Hi all.
I'm having a weird episode with JDBC connection and charSet encoding.
OS: Digital UNIX 4.0D/F
DB: PostgreSQL 7.1.2 and 7.1.3
I have created a database with "-E LATIN2" option. Then I imported a WIN1250
encoded data into it - the data was generated from a set of static HTML pages
and loading was with WIN1250 client encoding.
The data looks OK from "psql", changing client encoding yields the expected
result. I'm preety sure it is as it should be.
JDBC interface behaves in a very weird manner:
URL: jdbc:postgresql://localhost/mercury
OUT: all our alphabet specific characters are tuned into "?"
URL: jdbc:postgresql://localhost/mercury?charSet=LATIN1
OUT: I get data OK - LATIN2 encoded!!!
URL: jdbc:postgresql://localhost/mercury?charSet=LATIN2
OUT: all our alphabet specific characters are tuned into "?"
URL: jdbc:postgresql://localhost/mercury?charSet=UNICODE
OUT: JDBC connection crashes with:
Exception in thread "main" java.sql.SQLException:
at org.postgresql.Connection.ExecSQL(Connection.java, Compiled Code)
at org.postgresql.jdbc2.Statement.execute(Statement.java, Compiled Code)
at org.postgresql.jdbc2.Statement.executeQuery(Statement.java, Compiled Code)
at test2PostgreSQL.main(test2PostgreSQL.java, Compiled Code)
On the server side, PostgreSQL spits out:
ERROR: parser: parse error at or near "t?"
FATAL 1: Socket command type S unknown
(on my terminal, that "t?" looks really strange, two chars I cannot even
describe, I guess Copy/Paste changed it to "t?")
So, anyone has an idea what is going on? I can live with "charSet=LATIN1" for
the moment, but I have a nasty feeling, the data is not loaded as it should be.
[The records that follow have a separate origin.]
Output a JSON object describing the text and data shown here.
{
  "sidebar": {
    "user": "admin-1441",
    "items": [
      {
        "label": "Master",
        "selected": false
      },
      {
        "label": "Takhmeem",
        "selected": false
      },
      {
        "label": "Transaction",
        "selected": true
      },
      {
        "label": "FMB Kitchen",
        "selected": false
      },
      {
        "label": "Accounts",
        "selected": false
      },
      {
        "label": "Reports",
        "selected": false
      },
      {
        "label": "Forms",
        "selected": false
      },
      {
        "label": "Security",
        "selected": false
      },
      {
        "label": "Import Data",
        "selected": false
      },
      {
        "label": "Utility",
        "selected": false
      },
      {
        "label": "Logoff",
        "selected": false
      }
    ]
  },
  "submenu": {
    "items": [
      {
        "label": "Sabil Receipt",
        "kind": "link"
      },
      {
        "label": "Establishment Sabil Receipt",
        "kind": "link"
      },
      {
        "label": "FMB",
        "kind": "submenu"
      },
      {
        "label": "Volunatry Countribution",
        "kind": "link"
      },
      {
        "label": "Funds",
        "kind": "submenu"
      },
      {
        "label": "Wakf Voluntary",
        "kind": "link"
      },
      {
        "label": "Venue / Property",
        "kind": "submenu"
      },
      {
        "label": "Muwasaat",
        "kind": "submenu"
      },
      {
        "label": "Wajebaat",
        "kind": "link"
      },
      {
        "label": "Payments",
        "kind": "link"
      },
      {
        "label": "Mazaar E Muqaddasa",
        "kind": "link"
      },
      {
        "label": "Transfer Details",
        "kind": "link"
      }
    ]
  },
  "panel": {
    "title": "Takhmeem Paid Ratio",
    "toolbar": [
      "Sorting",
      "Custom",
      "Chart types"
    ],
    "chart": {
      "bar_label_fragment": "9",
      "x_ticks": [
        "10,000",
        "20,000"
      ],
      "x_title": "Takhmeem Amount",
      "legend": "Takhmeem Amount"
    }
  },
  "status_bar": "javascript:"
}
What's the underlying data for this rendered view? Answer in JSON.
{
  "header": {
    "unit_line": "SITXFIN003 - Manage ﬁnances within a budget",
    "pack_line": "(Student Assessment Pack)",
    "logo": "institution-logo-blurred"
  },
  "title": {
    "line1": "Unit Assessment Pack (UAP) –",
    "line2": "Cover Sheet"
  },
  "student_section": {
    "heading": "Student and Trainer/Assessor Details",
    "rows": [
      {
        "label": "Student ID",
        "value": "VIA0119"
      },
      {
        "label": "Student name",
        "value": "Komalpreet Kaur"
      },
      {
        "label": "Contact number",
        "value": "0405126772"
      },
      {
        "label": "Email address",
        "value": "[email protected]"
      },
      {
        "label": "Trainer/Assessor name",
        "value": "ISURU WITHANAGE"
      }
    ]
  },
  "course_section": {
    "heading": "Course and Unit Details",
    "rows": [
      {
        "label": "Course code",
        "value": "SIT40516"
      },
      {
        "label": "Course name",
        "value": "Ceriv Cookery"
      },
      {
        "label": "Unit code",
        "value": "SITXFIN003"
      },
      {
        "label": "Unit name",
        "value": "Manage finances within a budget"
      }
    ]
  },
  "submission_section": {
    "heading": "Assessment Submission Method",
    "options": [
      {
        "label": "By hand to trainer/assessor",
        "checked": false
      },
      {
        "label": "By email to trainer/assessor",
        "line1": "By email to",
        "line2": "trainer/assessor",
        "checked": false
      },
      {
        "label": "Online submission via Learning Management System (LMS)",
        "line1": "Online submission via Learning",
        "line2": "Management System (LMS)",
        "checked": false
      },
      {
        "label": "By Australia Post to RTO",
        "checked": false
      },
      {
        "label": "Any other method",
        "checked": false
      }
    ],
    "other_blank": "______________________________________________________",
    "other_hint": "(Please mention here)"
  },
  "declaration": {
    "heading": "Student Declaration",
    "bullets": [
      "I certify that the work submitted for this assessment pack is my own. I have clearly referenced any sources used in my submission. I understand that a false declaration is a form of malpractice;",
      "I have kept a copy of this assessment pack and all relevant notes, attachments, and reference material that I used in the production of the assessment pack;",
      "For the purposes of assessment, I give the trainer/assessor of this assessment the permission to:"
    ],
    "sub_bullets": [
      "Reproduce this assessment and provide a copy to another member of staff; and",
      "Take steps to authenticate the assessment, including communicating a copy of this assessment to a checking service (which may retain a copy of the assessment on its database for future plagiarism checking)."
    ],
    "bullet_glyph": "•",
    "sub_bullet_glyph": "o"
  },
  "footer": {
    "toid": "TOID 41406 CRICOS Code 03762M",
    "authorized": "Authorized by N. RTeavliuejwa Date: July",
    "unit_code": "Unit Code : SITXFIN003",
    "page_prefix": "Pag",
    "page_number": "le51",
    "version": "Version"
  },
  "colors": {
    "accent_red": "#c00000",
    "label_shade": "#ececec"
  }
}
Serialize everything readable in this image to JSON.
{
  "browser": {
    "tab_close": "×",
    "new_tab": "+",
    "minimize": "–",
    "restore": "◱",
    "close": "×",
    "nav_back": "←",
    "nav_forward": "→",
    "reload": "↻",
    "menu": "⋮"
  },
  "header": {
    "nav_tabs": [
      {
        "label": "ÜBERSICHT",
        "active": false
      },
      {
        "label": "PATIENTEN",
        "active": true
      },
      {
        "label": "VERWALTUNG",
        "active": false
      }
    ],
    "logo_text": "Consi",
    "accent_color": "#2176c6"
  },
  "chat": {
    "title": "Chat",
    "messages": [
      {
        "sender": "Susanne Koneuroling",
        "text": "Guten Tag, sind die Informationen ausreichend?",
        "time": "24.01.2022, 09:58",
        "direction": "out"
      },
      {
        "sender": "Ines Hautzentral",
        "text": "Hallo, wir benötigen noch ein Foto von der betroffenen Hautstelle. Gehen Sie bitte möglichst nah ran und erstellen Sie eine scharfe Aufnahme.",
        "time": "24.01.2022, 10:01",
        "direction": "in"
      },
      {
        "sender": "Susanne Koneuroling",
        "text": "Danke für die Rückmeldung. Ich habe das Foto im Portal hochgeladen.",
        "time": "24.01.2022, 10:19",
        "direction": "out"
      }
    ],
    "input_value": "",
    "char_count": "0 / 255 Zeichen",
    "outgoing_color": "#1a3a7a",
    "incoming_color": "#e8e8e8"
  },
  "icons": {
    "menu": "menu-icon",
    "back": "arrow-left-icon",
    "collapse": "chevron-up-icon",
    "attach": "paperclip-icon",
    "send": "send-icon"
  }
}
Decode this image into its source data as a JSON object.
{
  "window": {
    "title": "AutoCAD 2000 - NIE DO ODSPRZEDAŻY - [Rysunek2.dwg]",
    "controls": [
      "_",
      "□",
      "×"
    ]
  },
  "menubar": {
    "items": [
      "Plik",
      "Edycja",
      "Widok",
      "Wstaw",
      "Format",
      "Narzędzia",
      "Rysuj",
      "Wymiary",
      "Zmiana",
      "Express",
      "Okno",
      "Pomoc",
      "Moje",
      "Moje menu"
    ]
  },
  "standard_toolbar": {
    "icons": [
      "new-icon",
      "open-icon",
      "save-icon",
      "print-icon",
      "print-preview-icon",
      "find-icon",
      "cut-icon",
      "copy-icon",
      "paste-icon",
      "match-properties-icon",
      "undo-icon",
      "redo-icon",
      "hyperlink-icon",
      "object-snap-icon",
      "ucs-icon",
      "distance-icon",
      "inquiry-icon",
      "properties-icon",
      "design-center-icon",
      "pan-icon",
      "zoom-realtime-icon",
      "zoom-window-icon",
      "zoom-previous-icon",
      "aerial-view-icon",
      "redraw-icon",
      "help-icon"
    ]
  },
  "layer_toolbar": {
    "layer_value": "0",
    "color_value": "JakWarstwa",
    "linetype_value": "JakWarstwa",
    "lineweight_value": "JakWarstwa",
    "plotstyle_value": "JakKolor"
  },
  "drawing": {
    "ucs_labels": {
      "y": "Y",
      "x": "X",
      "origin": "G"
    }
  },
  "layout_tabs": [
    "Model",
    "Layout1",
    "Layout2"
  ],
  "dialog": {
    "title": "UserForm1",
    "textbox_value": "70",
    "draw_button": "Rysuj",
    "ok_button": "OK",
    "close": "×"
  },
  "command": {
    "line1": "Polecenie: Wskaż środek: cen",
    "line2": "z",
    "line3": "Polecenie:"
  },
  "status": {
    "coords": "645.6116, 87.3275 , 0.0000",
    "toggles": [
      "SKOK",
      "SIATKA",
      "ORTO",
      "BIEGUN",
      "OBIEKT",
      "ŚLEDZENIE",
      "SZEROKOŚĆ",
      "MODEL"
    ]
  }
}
Namely, I'm not sure that, for instance, "c-acsan" letter Latin-2 encoded in
PostgreSQL is really transformed into "c-acsan" Unicode encoded inside my Java
application.
Since I'm more oriented to JSP for this matter, I'll live with it, but I have an
uneasy feeling about it. I think this issue should be addressed.
PostgreSQL was built with:
--enable-locale enable locale support
--enable-recode enable character set recode support
--enable-multibyte enable multibyte character support
--enable-unicode-conversion enable unicode conversion support
TYIA,
Nix.